The garbage police are back!
The Mamdani administration has quietly resumed slapping New Yorkers with hefty fines for tossing food scraps in the trash instead of the compost, The Post has learned.
The Sanitation Department has issued 516 summonses so far this year – ending a temporary enforcement pause on the composting mandate that former Mayor Eric Adams implemented last spring.
It also means the city made at least $12,900 off those unwilling to follow the compost mandate, which went into effect last April.
Summons range from $25 for first offenders who own small homes — but could rise to as much as $300 for repeat offenders who own buildings with more than eight units.
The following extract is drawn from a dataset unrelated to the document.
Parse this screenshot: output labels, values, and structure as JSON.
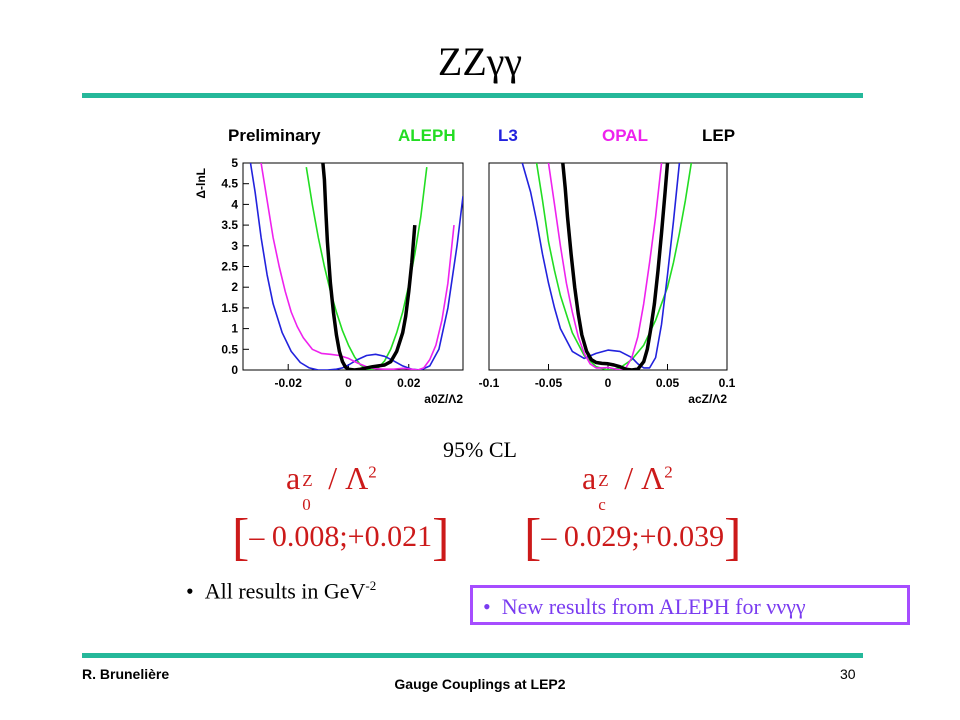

The 516 tickets are more than 13 times the amount that were doled out from May to December in 2025, when Adams decided to only penalize properties that repeatedly failed to separate their food scraps from their regular trash, records show.
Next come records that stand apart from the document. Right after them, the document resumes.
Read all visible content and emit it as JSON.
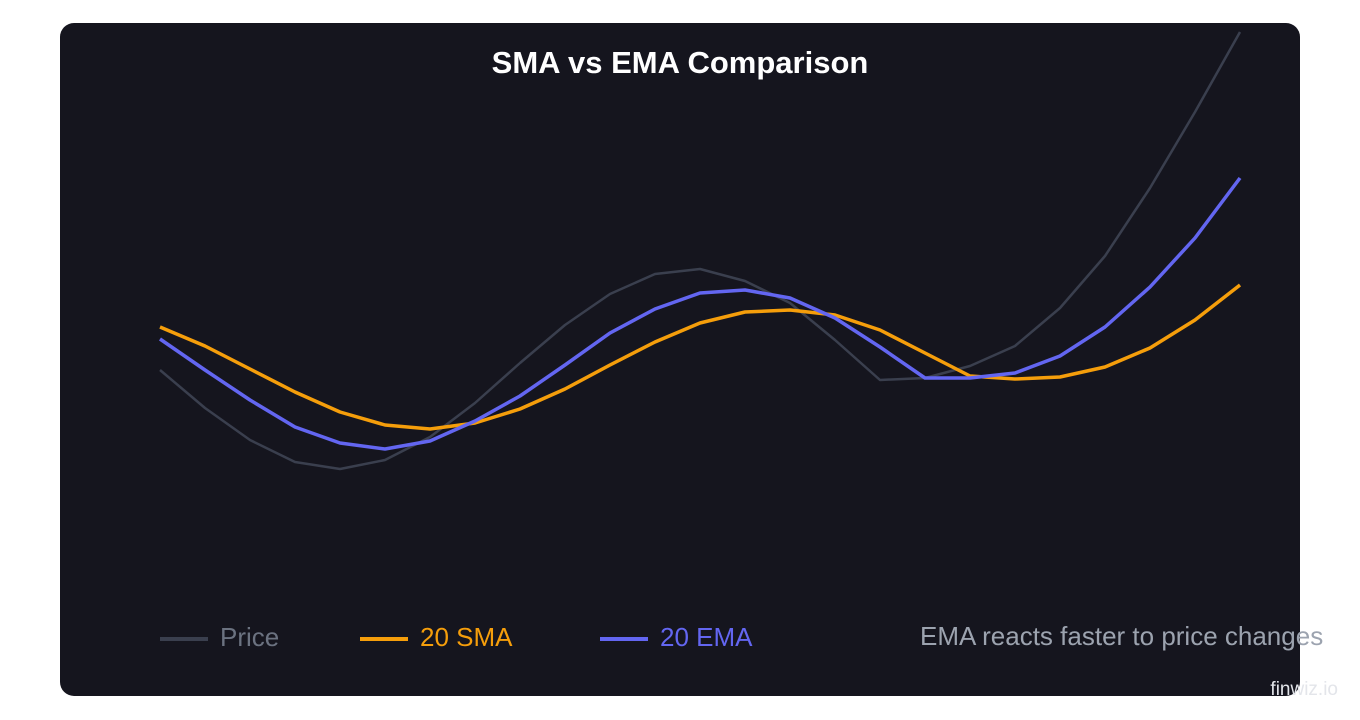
{
  "chart_data": {
    "type": "line",
    "title": "SMA vs EMA Comparison",
    "annotation": "EMA reacts faster to price changes",
    "watermark": "finwiz.io",
    "ylim": [
      0,
      100
    ],
    "grid": false,
    "series": [
      {
        "name": "Price",
        "color": "#3a3f4e",
        "values": [
          30,
          22.4,
          16,
          11.6,
          10.2,
          12,
          16.6,
          23.4,
          31.4,
          39,
          45.2,
          49.2,
          50.2,
          47.8,
          43.4,
          36,
          28,
          28.4,
          30.8,
          34.8,
          42.4,
          52.8,
          66.4,
          81.6,
          97.6
        ]
      },
      {
        "name": "20 SMA",
        "color": "#f59e0b",
        "values": [
          38.6,
          34.8,
          30.2,
          25.6,
          21.6,
          19,
          18.2,
          19.4,
          22.2,
          26.2,
          31,
          35.6,
          39.4,
          41.6,
          42,
          41,
          38,
          33.4,
          28.8,
          28.2,
          28.6,
          30.6,
          34.4,
          40,
          47
        ]
      },
      {
        "name": "20 EMA",
        "color": "#6366f1",
        "values": [
          36.2,
          30,
          24,
          18.6,
          15.4,
          14.2,
          15.8,
          19.8,
          24.8,
          31,
          37.4,
          42.2,
          45.4,
          46,
          44.4,
          40.4,
          34.6,
          28.4,
          28.4,
          29.4,
          32.8,
          38.6,
          46.6,
          56.4,
          68.4
        ]
      }
    ]
  }
}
DSNY issued a whopping 42,844 compost-related warnings from April through December, compared to just four so far this year, records show.
Enforcement is expected to beef up as the weather warms and the mandate approaches its first birthday, but some say New Yorkers still aren’t ready to fully convert to composting rules.
Staten Island councilmembers David Carr, Frank Morano and Kamila Hanks penned a letter to the Department of Transportation this week saying that while they support the program, they believe fines should still be a long way off.
“The current enforcement approach risks penalizing residents who have not yet received adequate notice, education or guidance about how the program works,” the bipartisan trio wrote.
The politicians asked for city to instead ramp up education outreach, including confirmation that the trash separation would be well worth the headache.
The DSNY started enforcement with a bang last April, issuing 4,339 fines that month before Adams – who was then flirting with a re-election bid – opted to temporarily roll back enforcement following widespread anger and confusion over the guidelines.
Landlords and property managers decried the mandate as unsustainable, arguing that it would force their staff to dumpster-dive to separate the food scraps that their tenants — benefiting from the anonymity granted by trash chutes — declined to sort.
But the initiative was successful in its first few weeks before Adams’ intervention, with the DSNY collecting record-breaking amounts of compostable materials each week.
In its first week, the program collected 3.8 million pounds of food scraps — equal in weight to eight and a half Statues of Liberty.